LAWS(MAD)-1947-8-29

VADREVU VENKATARATNAM Vs. RAJAH SAHEB MEHARBAN I DOSTAN, SRI RAJAH RAVU VENKATA KUMARA MAHIPATHI SURYA RAO BAHADUR SARDAR GARU, MAHARAJAH OF PITHAPURAM AND ANR.

Decided On August 14, 1947
VADREVU VENKATARATNAM Appellant
V/S
Rajah Saheb Meharban I Dostan, Sri Rajah Ravu Venkata Kumara Mahipathi Surya Rao Bahadur Sardar Garu, Maharajah Of Pithapuram And Anr. Respondents

JUDGEMENT

(1.) THE appeal arises out of a suit brought by the plaintiff, respondent in the appeal, the Maharajah of Pithapuram, who is the proprietor of a zamindari in East Godavari, claiming compensation for water for irrigating a second crop on the first defendant's (appellant's) inam land situated within the zamindari for fasli year 1347 (corresponding to A.D. 1937 -38). It is common ground that the defendant is entitled to water free of charge in respect of the first crop. The learned District Munsiff of Peddapuram dismissed the suit; an appeal by the plaintiff was allowed by the learned Principal Subordinate Judge of Coconada who decreed the suit; the defendant preferred a second appeal to this Court, which was dismissed by Wadsworth, J. This is an appeal pursuant to the Letters Patent by the defendant seeking to have the decree of the learned District Munsiff restored.

(2.) THE appellant's inam land is 48 acres in extent, including a tank of about 3 acres in the centre situated to the south of the river Yeleru over which river the respondent has proprietary rights where it runs through his zamindari. The northern end of the appellant's inam is about one furlong distant from the river, other land being situated between the north boundary and the river bank. The respondent's land is on the east, west and south sides of the inam. A channel, known as the China Thadi Doddi Kalva, runs southwards from the river bank, between the land north of the suit inam and the respondent's land, for about one furlong ; it then continues in the same direction between the inam and the respondent's land for about another furlong until it reaches the tank. The channel has an open head at the river and the flow of water into it is not controlled by the respondent and he has no authority to close it. Water flows from the river through the channel into the tank. The channel does not supply water save to the appellant's tank and from where it is drained of for the purpose of irrigating the inam land. All the water flowing through the channel is exclusively for the appellant's use on his land and is his sole supply. If, at any time, the water in the river sinks below the channel level, the appellant dams the river, thereby increasing the water height so as to enable water to flow from the river into the channel. He carries out all maintenance and repairs to the channel. The suit inam is in the village of Mallam ; throughout the year, covering the period of two crops, the turn system is in operation by which, in every cycle of 18 days, water flows to all villages of the Pittapuram Estate, including Mallam, for six days and out of which it flows for three days through the channel to the appellant's tank ; another channel or other channels convey water to other lands in this and in other villages. Prior to fasli year 1347, no demand was ever made by the respondent for water rate for a second crop irrigation from the appellant although, for many years, water rate has been demanded and paid in respect of other lands in the estate which are supplied by channels other than the China Thadi Doddi Kalva.

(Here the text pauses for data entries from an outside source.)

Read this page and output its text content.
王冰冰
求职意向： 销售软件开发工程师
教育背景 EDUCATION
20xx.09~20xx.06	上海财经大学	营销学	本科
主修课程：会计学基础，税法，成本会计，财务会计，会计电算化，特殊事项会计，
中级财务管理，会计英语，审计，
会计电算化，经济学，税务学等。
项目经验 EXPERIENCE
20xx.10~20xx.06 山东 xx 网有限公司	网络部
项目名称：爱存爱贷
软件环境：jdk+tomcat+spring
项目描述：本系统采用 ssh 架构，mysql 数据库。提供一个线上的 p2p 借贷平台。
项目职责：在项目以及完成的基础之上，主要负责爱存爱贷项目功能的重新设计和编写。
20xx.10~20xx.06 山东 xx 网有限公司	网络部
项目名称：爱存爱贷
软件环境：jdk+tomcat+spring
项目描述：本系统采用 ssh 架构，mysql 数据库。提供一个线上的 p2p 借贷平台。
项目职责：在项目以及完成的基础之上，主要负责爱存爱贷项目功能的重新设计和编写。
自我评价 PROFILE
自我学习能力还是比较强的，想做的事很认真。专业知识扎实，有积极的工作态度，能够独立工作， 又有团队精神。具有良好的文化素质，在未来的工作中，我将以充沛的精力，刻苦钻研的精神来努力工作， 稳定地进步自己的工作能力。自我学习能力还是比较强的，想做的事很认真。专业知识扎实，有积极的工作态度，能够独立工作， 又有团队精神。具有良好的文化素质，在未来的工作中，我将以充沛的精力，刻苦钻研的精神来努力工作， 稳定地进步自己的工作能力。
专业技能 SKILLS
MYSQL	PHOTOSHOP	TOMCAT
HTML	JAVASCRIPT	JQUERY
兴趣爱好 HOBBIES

(3.) THE learned District Munsiff in the trial Court, accepted the evidence given by the karnam of Mallam village, who was called on the respondent's behalf, the appellant, his tenant until about 1924, of the suit inam, and a neighbouring cultivator. He rejected the testimony given by two other witnesses called for the respondent, which, to a limited extent only, conflicted with the other evidence,. The learned Subordinate Judge, in his judgment on appeal misstated some of the oral and documentary evidence ; he said the documentary evidence showed that, whenever a second crop was raised, the respondent levied water rate from the appellant and that sugarcane crop was not raised continuously during the last ten or twelve years. That is not in accordance with the documents or oral evidence. The findings of fact by the learned District Munsiff stand.